Karstadt, the German retailer owned by Nicolas Berggruen, has sold off a big piece of its business to The Signa Group, the Austrian real estate company.
Signa has paid 300 million euros, or $397.8 million at current exchange, for 75.1 percent of Karstadt’s three luxury department stores — KaDeWe in Berlin, Alsterhaus in Hamburg and Oberpollinger in Munich — as well as Karstadt’s 28 sporting goods stores. The premium stores are filled with international luxury labels like Louis Vuitton, Prada, Gucci and Hermès. KaDeWe is the second largest store in Europe next to Harrods in London.
Berggruen retains a 24.9 percent stake in the luxury stores and the sporting goods stores, and continues to maintain 100 percent ownership of Karstadt’s core, 83-unit department store chain that operates throughout Germany.

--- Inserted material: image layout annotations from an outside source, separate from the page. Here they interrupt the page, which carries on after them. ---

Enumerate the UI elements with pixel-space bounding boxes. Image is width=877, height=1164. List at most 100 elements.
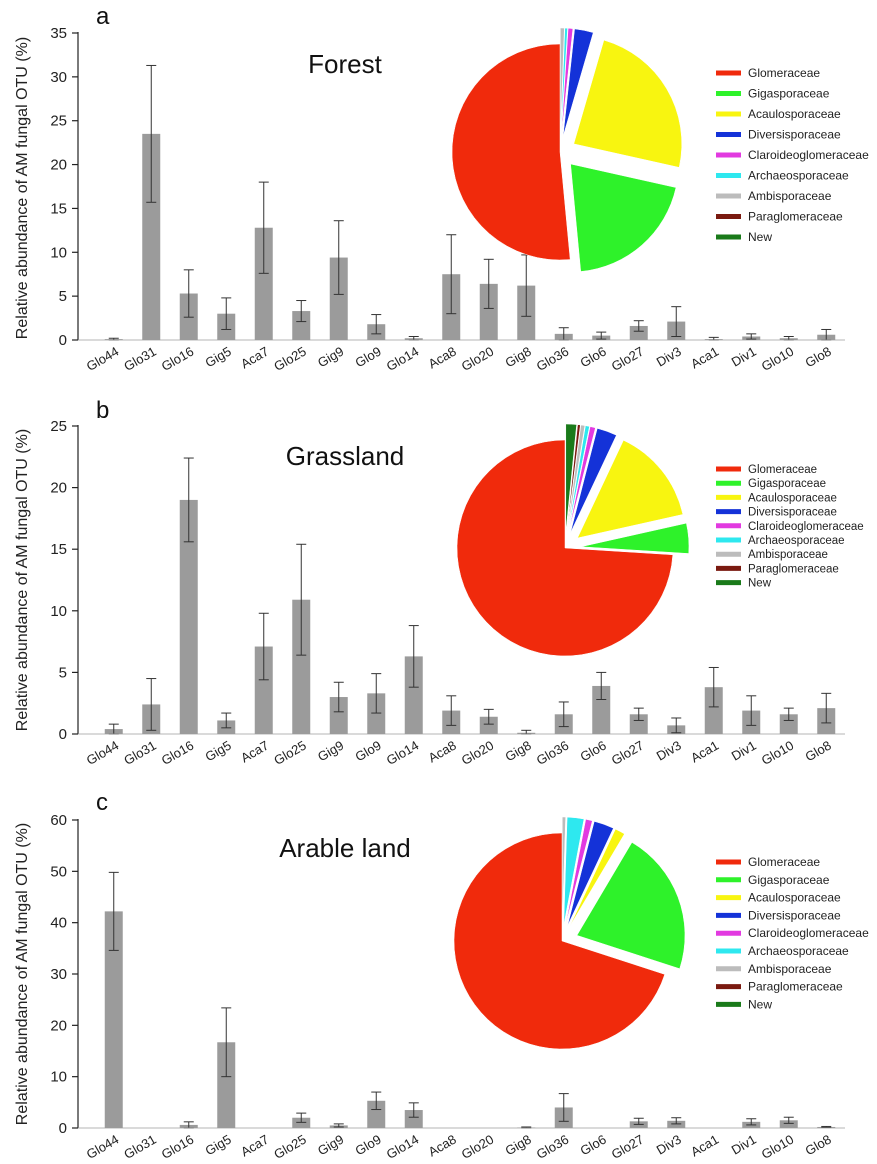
panel-title: Arable land (279, 833, 411, 863)
pie-slice-archaeosporaceae (563, 816, 585, 926)
y-tick-label: 35 (50, 25, 67, 42)
legend-label-acaulosporaceae: Acaulosporaceae (748, 891, 841, 905)
pie-slice-claroideoglomeraceae (565, 819, 593, 926)
bar-glo27 (629, 325, 648, 340)
pie-slice-archaeosporaceae (560, 27, 568, 137)
pie-slice-diversisporaceae (567, 821, 614, 927)
x-tick-label: Glo36 (534, 344, 572, 374)
x-tick-label: Aca8 (426, 344, 459, 372)
x-tick-label: Glo44 (84, 1132, 122, 1162)
pie-slice-acaulosporaceae (569, 828, 625, 927)
legend-label-new: New (748, 578, 772, 590)
legend-label-paraglomeraceae: Paraglomeraceae (748, 210, 843, 224)
x-tick-label: Glo10 (759, 1132, 797, 1162)
x-tick-label: Div3 (654, 1132, 684, 1158)
y-tick-label: 20 (50, 480, 67, 497)
y-tick-label: 0 (59, 726, 67, 743)
y-axis-label: Relative abundance of AM fungal OTU (%) (14, 429, 31, 731)
x-tick-label: Glo16 (159, 738, 197, 768)
legend-label-claroideoglomeraceae: Claroideoglomeraceae (748, 926, 869, 940)
y-axis-label: Relative abundance of AM fungal OTU (%) (14, 823, 31, 1125)
pie-slice-diversisporaceae (570, 428, 617, 534)
x-tick-label: Glo14 (384, 1132, 422, 1162)
y-tick-label: 20 (50, 157, 67, 174)
x-tick-label: Gig9 (315, 1132, 346, 1159)
pie-slice-acaulosporaceae (577, 439, 684, 539)
bar-glo10 (779, 1120, 798, 1128)
x-tick-label: Glo36 (534, 738, 572, 768)
y-tick-label: 30 (50, 966, 67, 983)
pie-slice-new (565, 423, 577, 533)
x-tick-label: Glo20 (459, 344, 497, 374)
x-tick-label: Aca1 (688, 344, 721, 372)
x-tick-label: Glo25 (271, 738, 309, 768)
x-tick-label: Glo27 (609, 1132, 647, 1162)
x-tick-label: Gig8 (502, 1132, 533, 1159)
pie-slice-ambisporaceae (562, 816, 566, 926)
pie-slice-diversisporaceae (562, 28, 594, 137)
bar-gig9 (329, 697, 348, 734)
legend-label-archaeosporaceae: Archaeosporaceae (748, 169, 849, 183)
bar-glo20 (479, 283, 498, 340)
x-tick-label: Aca7 (238, 344, 271, 372)
panel-letter: b (96, 397, 109, 424)
x-tick-label: Glo10 (759, 344, 797, 374)
legend-label-acaulosporaceae: Acaulosporaceae (748, 107, 841, 121)
x-tick-label: Glo36 (534, 1132, 572, 1162)
x-tick-label: Glo27 (609, 344, 647, 374)
pie-slice-glomeraceae (451, 43, 571, 261)
x-tick-label: Glo31 (121, 738, 159, 768)
panel-letter: c (96, 789, 108, 816)
x-tick-label: Glo44 (84, 738, 122, 768)
bar-glo20 (479, 716, 498, 734)
legend-label-glomeraceae: Glomeraceae (748, 855, 820, 869)
bar-aca7 (254, 646, 273, 734)
legend-label-archaeosporaceae: Archaeosporaceae (748, 535, 845, 547)
bar-glo25 (292, 311, 311, 340)
x-tick-label: Gig5 (202, 1132, 233, 1159)
x-tick-label: Gig8 (502, 344, 533, 371)
panel-arable-land: 0 10 20 30 40 50 60 Relative abundance of AM fu… (14, 789, 869, 1162)
x-tick-label: Glo9 (352, 1132, 383, 1159)
x-tick-label: Glo6 (577, 1132, 608, 1159)
y-tick-label: 0 (59, 332, 67, 349)
legend-label-paraglomeraceae: Paraglomeraceae (748, 563, 839, 575)
x-tick-label: Glo25 (271, 1132, 309, 1162)
legend-label-ambisporaceae: Ambisporaceae (748, 549, 828, 561)
pie-slice-acaulosporaceae (573, 39, 683, 168)
x-tick-label: Aca7 (238, 738, 271, 766)
legend-label-diversisporaceae: Diversisporaceae (748, 128, 841, 142)
x-tick-label: Glo16 (159, 1132, 197, 1162)
x-tick-label: Glo10 (759, 738, 797, 768)
bar-glo25 (292, 599, 311, 734)
x-tick-label: Div1 (729, 1132, 759, 1158)
panel-grassland: 0 5 10 15 20 25 Relative abundance of AM funga… (14, 397, 864, 768)
legend-label-gigasporaceae: Gigasporaceae (748, 87, 830, 101)
x-tick-label: Glo20 (459, 738, 497, 768)
y-tick-label: 10 (50, 1069, 67, 1086)
x-tick-label: Div1 (729, 344, 759, 370)
x-tick-label: Glo6 (577, 738, 608, 765)
x-tick-label: Glo44 (84, 344, 122, 374)
x-tick-label: Glo14 (384, 738, 422, 768)
y-tick-label: 0 (59, 1120, 67, 1137)
x-tick-label: Div3 (654, 344, 684, 370)
bar-glo9 (367, 1100, 386, 1128)
x-tick-label: Div1 (729, 738, 759, 764)
bar-glo27 (629, 714, 648, 734)
y-tick-label: 40 (50, 915, 67, 932)
legend-label-diversisporaceae: Diversisporaceae (748, 507, 837, 519)
legend-label-acaulosporaceae: Acaulosporaceae (748, 492, 837, 504)
x-tick-label: Gig9 (315, 738, 346, 765)
legend-label-diversisporaceae: Diversisporaceae (748, 908, 841, 922)
x-tick-label: Gig9 (315, 344, 346, 371)
bar-glo25 (292, 1117, 311, 1128)
bar-glo14 (404, 1110, 423, 1128)
bar-div3 (667, 1120, 686, 1128)
x-tick-label: Glo31 (121, 1132, 159, 1162)
pie-slice-claroideoglomeraceae (561, 28, 574, 137)
y-tick-label: 20 (50, 1017, 67, 1034)
y-tick-label: 60 (50, 812, 67, 829)
legend-label-archaeosporaceae: Archaeosporaceae (748, 944, 849, 958)
legend-label-ambisporaceae: Ambisporaceae (748, 962, 832, 976)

On the deal with Signa, Berggruen said: “This is my contribution to Karstadt’s further recovery. I believe in the company and its employees, who are now gaining additional scope and security. I have done this transaction in order to save the future of the organization.”
Berggruen rescued the $4 billion Karstadt out of insolvency in 2010 and has since streamlined operations and staff and triggered a major modernization of the business, working with chief executive officer Andrew Jennings, who has been orchestrating the “Karstadt 2015” strategy. It’s focused on re-merchandising, refurbishments and modernizations, and elevating the profile of the department stores. The 300 million euros will be invested in furthering the strategy.
Signa is already Karstadt’s biggest landlord. Last year, Signa acquired the KaDeWe site along with 16 other Karstadt locations, and in 2001, Signa bought the Oberpollinger site.
Separately, Karstadt revealed that Stephan Sandel is succeeding Jared Bluestein as the new chairman of the supervisory board. Jennings will now report to Sandel and the board. Jennings is planning to leave Karstadt at the end of the year when his contract expires. He has hinted that his next move will be in London.